The Anaheim meeting Friday will bring together more than 1,000 experts and officials to talk through how to reform the region’s transportation infrastructure.
Headlining the Mobility 21 event is Los Angeles Mayor Eric Garcetti, who has spearheaded alternative transit efforts in his city and will deliver a speech Friday morning.
Since taking office last July, Garcetti has gained a reputation for trying to shift much of his city’s focus on cars toward also accommodating bicyclists, pedestrians and transit riders.
“All our priorities have to be in reducing traffic. Traffic keeps us from our loved ones and costs us billions of dollars in productivity,” Garcetti said at a July transportation meeting.
He has called for developing “an interconnected network that takes passengers from trains to airplanes, as well as getting passengers to their destinations as quickly and easily as possible,” according to the LA Daily News.
To further that effort, Garcetti chose a San Francisco official with a national reputation for bike- and pedestrian-friendliness to head up the Los Angeles transportation department.

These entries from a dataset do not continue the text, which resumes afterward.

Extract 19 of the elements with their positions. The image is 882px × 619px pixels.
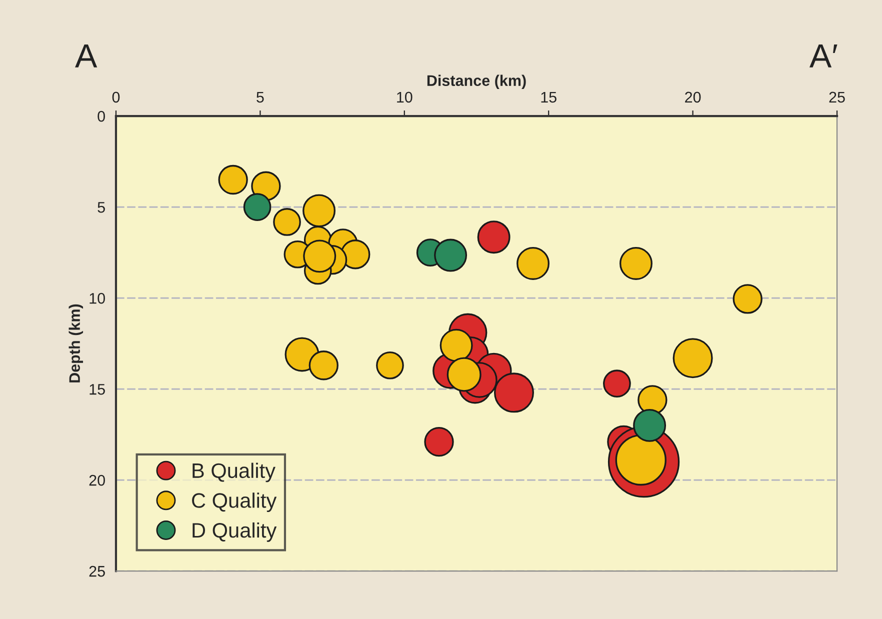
y-tick-label: 0 <box>98 110 105 122</box>
legend-label: B Quality <box>192 462 276 482</box>
x-tick-label: 20 <box>685 92 701 103</box>
x-tick-label: 15 <box>541 92 556 103</box>
text: A <box>75 44 98 68</box>
x-tick-label: 0 <box>112 92 120 103</box>
legend-label: D Quality <box>192 522 277 542</box>
text: A′ <box>809 44 838 68</box>
x-tick-label: 5 <box>256 92 264 103</box>
legend-label: C Quality <box>192 492 277 512</box>
y-tick-label: 25 <box>89 566 105 577</box>
x-tick-label: 10 <box>397 92 412 103</box>
x-tick-label: 25 <box>829 92 845 103</box>
y-tick-label: 5 <box>98 202 105 213</box>
y-tick-label: 15 <box>90 384 105 395</box>
x-axis-title: Distance (km) <box>427 74 526 90</box>
y-tick-label: 10 <box>90 292 105 304</box>
y-tick-label: 20 <box>89 474 105 486</box>
y-axis-title: Depth (km) <box>68 304 84 382</box>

The mayor has also taken that effort to the city planning level. A city initiative has chosen 15 streets across Los Angeles where roads and sidewalks are scheduled to be made more accessible to pedestrians and cyclists, with the addition of plazas, vegetation, outdoor seating and other features.
At Friday’s event, organizers are encouraging attendees and reporters to use the Twitter hashtag #Mobility21, making it easier to follow conversations around the event.
Other officials slated to attend include state Sen. Lou Correa (D-Santa Ana), Assemblyman Tom Daly (D-Anaheim), Orange County Transportation Authority Vice Chair Jeff Lalloway, Assembly Transportation Committee Chairwoman Bonnie Lowenthal (D-Long Beach), Assembly Speaker Emeritus John Pérez (D-Los Angeles), and State Senate President Pro Tem Darrell Steinberg (D-Sacramento.)
The summit runs Friday from 8 a.m. to 4 p.m. at the Disneyland Hotel in Anaheim. More details are available at mobility21.com.